Supposing I want to define linewrapping at X characters, is it like this:
... and is that the same as the existing default behaviour? In particular, the insertion of linebreaks, which might cause problems when you open your file with another editor?
I wonder how the options we're discussing play out in GVim. (I take it it bases its behaviour on .vimrc too.)
Re: vimrc disable auto-wrap
Posted: 30. Sep 2011, 20:57
by pwatk
mimosa wrote:I just tested it and it doesn't seem to affect the behaviour of vim when called as alternate editor by alpine; so I'm assuming alpine has some settings suitable for email that overrride whatever's in .vimrc. However, when vim is called directly, the modification works as described. That might not always be ideal, though I can certainly see that for some things it's much better than the existing default - particularly coding.
Supposing I want to define linewrapping at X characters, is it like this:
Yes
... and is that the same as the existing default behaviour?
Yes
In particular, the insertion of linebreaks, which might cause problems when you open your file with another editor?
Um, well other editors won't see those breaks so no.
We could just use
set textwidth=0 which would keep everything on one line without any breaks. At least this would remove the annoying margin.
I wonder how the options we're discussing play out in GVim. (I take it it bases its behaviour on .vimrc too.)
AFAIK Gvim will observe the options set in the .vimrc but don't quote me.
Re: vimrc disable auto-wrap
Posted: 5. Oct 2011, 17:49
by JRD
pwatk wrote:AFAIK Gvim will observe the options set in the .vimrc but don't quote me.

Yes it will.
I vote also for having this options by default.
for the "showbreak" content, whatever you find it ok is ok for me.
A bit off topic, but could "modeline" be also added to the standard default options ?

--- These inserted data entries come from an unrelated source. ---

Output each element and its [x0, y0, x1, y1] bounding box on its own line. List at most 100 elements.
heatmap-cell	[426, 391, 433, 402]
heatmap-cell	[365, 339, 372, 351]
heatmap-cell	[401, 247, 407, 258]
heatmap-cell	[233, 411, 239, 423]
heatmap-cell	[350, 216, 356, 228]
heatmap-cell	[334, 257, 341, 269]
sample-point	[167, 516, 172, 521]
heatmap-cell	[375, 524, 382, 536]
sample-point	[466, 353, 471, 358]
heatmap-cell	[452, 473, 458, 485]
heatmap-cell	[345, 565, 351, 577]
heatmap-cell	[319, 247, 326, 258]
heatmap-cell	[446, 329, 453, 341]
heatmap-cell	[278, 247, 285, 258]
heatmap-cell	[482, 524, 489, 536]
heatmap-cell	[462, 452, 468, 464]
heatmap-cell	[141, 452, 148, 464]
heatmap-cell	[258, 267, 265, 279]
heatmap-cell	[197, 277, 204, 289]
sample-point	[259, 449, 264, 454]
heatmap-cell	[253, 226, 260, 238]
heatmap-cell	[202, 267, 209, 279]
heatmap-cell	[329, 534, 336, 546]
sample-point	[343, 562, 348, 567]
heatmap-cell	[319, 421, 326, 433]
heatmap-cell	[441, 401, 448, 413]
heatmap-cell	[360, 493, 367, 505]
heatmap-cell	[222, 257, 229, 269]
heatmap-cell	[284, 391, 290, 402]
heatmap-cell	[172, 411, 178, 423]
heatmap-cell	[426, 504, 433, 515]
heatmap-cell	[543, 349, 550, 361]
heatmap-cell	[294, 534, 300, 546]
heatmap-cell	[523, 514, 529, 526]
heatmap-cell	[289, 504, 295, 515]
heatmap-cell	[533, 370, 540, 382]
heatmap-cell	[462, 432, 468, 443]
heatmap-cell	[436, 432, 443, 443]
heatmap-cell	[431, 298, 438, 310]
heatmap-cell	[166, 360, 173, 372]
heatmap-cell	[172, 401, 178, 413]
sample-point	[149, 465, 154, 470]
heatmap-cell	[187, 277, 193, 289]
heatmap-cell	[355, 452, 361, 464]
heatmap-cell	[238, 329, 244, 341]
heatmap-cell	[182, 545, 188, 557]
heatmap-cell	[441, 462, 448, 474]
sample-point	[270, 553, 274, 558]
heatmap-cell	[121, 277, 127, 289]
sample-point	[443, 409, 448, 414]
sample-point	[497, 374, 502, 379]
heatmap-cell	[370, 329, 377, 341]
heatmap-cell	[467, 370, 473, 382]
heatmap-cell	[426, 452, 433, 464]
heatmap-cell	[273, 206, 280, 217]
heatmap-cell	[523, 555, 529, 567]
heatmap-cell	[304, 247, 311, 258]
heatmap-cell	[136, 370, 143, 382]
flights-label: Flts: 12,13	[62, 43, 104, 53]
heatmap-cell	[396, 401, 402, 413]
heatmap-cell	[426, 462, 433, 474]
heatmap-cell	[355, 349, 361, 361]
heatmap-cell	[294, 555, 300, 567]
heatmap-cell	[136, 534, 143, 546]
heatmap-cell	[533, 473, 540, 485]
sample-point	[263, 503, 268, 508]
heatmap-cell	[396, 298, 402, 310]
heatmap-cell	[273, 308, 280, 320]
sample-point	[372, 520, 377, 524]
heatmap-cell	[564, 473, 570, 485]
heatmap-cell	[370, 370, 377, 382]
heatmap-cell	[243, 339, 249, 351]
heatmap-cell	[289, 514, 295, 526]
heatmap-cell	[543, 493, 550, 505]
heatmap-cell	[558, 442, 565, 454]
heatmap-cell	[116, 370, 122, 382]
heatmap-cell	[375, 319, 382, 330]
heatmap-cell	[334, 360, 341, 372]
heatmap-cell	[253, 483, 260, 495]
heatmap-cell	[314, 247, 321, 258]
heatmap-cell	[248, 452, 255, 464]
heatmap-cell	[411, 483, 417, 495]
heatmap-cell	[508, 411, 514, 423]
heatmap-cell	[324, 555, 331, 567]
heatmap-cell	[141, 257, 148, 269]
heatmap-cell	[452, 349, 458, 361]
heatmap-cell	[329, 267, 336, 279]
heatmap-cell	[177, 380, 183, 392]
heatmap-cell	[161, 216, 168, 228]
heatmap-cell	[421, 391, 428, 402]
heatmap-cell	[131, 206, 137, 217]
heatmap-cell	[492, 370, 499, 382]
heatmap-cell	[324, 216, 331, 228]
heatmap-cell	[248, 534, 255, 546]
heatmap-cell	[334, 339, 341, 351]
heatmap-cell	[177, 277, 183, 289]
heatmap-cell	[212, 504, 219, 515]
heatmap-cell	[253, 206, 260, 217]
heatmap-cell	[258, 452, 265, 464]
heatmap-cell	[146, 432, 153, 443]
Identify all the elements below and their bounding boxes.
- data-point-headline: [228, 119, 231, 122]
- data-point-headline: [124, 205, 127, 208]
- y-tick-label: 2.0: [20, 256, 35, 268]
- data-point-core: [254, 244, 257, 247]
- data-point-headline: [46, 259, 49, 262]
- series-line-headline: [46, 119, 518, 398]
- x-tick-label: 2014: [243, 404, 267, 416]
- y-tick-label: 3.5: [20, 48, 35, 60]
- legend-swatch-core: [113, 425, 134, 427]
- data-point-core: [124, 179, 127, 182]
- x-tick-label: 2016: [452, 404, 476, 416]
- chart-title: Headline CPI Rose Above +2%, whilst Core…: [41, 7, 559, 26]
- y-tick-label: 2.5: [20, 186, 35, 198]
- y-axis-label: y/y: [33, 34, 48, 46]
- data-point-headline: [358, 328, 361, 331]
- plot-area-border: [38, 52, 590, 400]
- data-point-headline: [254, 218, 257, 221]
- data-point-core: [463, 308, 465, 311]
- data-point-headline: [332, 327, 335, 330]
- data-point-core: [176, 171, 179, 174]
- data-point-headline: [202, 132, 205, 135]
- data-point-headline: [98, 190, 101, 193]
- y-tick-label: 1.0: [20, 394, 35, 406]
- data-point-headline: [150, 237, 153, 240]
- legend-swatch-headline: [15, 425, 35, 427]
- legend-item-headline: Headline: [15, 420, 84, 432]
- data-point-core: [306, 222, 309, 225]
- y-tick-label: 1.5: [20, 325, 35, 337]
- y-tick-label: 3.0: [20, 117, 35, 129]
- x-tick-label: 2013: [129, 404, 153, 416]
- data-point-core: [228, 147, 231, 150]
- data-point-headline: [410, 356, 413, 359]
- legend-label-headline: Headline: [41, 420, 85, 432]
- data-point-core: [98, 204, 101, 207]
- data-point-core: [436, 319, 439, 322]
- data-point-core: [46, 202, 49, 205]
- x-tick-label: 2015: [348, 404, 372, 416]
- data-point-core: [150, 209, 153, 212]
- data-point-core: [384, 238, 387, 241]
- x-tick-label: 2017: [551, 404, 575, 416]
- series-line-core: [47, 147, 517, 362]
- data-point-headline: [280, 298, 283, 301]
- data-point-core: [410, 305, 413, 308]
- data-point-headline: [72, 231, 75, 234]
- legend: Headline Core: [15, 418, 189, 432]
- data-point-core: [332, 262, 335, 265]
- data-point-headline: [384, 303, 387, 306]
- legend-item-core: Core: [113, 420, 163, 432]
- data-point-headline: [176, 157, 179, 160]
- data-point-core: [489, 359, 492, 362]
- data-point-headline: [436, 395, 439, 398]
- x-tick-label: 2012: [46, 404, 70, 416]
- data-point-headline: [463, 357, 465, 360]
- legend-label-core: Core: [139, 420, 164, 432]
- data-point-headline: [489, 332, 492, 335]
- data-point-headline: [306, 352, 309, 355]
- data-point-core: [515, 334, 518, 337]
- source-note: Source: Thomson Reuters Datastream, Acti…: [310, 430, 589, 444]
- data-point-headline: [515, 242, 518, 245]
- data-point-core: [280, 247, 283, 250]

It's a option that say to parse modelines at start of files like :
Code: Select all
$ cat myfilewithweird.extension
# vim: syn=sh
echo "in fact it's a sh script"
Open this file with vim (or gvim) with a "set modeline" in .vimrc and you will have the correct syntax highlight.
I use this always. It's very convenient for some files with non-standard extension. The syntax of the modeline could vary a lot and adapt to any language.